A vida é um jogo mental — e vencer exige mais do que apenas força, exige domínio da própria mente. Ao contemplar a imagem desse jovem lutador, vejo refletida minha própria infância no interior da Bahia, um período marcado por desafios que pareciam insuperáveis. Cresci em um contexto perturbador, sem afeto familiar, sem perspectivas de mudança. O peso de uma história coletiva me acompanhava: a realidade de milhares de famílias pretas, herdeiras de povos africanos sequestrados, trazidos à força para o Brasil, condenados à desumanização durante a escravidão e à negligência após 1888. A abolição nunca trouxe reparação. Os grilhões físicos se desfizeram, mas os grilhões mentais persistiram, alimentados por um sistema que nunca quis nos ver livres.
Ainda assim, em meio ao caos, uma chama foi acesa. Duda, uma vizinha que cruzou meu caminho, pegou minha mão e me levou à escola quando meus próprios pais não se importaram em fazê-lo. Seus motivos? Os mesmos que atravessam gerações de famílias pretas: sobrevivência, cansaço, um sistema que nos empurra para a margem. Mas Duda viu além. Seu gesto simples transformou tudo. Ela me olhou nos olhos e disse: “Nunca se desvie do conhecimento, nunca saia do caminho da educação. Seu futuro é brilhante. Você vai ajudar muitas pessoas com sua sabedoria e talento.”
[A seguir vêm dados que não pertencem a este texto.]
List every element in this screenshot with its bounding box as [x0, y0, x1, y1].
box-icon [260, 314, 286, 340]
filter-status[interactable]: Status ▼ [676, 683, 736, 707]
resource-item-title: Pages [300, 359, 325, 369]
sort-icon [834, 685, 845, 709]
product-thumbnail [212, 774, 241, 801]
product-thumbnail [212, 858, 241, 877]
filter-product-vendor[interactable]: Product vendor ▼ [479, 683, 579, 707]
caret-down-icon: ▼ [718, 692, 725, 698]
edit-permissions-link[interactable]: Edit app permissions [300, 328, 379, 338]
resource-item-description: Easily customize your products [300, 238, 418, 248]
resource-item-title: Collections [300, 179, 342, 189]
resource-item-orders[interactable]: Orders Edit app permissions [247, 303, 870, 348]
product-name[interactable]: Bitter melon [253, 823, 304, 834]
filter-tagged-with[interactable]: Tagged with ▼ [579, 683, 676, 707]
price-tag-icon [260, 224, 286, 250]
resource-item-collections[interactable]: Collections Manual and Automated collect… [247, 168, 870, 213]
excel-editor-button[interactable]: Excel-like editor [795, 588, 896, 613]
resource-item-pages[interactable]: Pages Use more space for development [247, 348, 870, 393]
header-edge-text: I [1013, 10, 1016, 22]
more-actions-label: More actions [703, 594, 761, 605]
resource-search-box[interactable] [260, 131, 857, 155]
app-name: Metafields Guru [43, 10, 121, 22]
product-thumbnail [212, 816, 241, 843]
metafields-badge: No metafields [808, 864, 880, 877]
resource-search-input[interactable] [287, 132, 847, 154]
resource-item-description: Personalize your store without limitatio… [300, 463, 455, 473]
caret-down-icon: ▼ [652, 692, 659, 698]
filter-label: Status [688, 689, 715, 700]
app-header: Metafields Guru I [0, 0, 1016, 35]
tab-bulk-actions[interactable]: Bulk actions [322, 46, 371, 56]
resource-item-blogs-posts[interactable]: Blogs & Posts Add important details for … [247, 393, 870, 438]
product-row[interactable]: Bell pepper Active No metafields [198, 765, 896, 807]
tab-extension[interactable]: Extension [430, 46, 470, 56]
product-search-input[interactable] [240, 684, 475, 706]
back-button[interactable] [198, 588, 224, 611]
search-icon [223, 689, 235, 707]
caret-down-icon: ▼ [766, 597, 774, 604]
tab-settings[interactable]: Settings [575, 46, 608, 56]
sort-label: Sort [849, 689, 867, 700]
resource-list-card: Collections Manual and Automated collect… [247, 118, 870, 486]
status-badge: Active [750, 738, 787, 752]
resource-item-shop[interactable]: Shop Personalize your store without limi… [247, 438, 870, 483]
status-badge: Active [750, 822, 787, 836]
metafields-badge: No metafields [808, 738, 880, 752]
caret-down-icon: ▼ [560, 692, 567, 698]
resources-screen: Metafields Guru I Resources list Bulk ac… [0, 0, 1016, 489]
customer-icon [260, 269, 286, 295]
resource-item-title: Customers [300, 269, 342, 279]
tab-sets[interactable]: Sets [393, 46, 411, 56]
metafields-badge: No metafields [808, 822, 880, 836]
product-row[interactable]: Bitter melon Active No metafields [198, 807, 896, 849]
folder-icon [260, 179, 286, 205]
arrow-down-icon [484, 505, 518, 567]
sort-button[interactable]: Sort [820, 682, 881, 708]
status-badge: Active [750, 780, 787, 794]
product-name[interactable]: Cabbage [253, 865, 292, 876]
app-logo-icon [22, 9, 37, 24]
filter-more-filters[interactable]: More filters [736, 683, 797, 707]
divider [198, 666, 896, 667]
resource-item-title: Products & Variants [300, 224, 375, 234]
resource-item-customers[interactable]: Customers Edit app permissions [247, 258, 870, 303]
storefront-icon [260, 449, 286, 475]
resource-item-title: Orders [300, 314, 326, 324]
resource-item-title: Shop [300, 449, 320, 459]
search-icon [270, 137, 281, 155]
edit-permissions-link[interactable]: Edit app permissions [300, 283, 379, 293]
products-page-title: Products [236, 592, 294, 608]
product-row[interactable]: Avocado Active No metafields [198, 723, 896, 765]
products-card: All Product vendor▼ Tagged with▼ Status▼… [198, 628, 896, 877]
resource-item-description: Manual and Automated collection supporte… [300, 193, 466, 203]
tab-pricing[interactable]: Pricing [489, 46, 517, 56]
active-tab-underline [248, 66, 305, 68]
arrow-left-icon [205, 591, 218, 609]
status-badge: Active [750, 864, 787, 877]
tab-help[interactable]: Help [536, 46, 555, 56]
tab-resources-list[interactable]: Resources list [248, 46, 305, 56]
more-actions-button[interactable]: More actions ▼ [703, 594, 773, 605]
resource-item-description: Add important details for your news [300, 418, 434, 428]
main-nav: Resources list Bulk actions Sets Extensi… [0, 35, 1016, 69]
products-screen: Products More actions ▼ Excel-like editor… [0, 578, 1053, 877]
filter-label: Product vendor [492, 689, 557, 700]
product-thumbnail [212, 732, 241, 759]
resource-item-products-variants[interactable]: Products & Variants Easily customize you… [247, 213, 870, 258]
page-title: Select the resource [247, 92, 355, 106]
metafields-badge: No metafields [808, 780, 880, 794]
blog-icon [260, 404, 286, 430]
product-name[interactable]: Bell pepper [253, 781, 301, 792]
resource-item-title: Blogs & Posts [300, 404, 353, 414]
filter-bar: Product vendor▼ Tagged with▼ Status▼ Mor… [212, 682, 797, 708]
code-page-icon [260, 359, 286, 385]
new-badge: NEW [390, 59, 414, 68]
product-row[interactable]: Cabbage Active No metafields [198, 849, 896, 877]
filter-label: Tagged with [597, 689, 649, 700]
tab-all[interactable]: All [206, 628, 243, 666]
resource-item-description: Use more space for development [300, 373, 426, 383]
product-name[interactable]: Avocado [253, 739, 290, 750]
Eu tinha sete anos. Suas palavras se tornaram um mantra que me acompanha até hoje: meu futuro é brilhante. Repeti isso todos os dias, mesmo quando a vida gritava o contrário. Repeti quando a fome apertava, quando a solidão sufocava, quando o mundo me dizia que eu não era suficiente. E aqui estou, não porque o destino me favoreceu, mas porque aprendi que a mente é o verdadeiro campo de batalha.
A imagem deste menino, com o olhar feroz e o corpo pronto para a luta, me lembra que o combate mais difícil não é contra o mundo externo, mas contra as crenças que tentam nos limitar. Minha mente não é minha inimiga. É minha maior aliada. Foi ela que me fez romper os muros invisíveis que o racismo constrói. Foi ela que me fez entender que, apesar de toda a opressão, carrego dentro de mim a força de reis, rainhas, guerreiros e griôs africanos. Sou herdeiro de uma história de glória, genialidade, poder, impacto, e muita resistência e inúmeros desafios. Estou acordado! Estou jogando o jogo com minhas cartas na manga. Não estou sozinho. Nunca estive, ninguém está.
Controlar a mente é ter o poder de moldar a própria realidade. Não há trono mais alto do que aquele construído dentro de nós. O menino da imagem sabe disso, ainda que inconscientemente. Seu olhar diz: estou aqui, e não vou recuar. Assim como eu, ele sabe que a vida testará sua coragem, mas que a vitória pertence àqueles que não se curvam. Eu nunca me curvei. E nunca me curvarei.
Talvez, como Duda fez por mim, minhas palavras alcancem alguém hoje. Talvez alguém, em algum lugar, esteja precisando ouvir que o caminho da educação, do conhecimento e do autodomínio é o caminho para a liberdade. Porque a verdadeira libertação começa dentro da mente. Meu futuro é brilhante — e o seu também pode ser.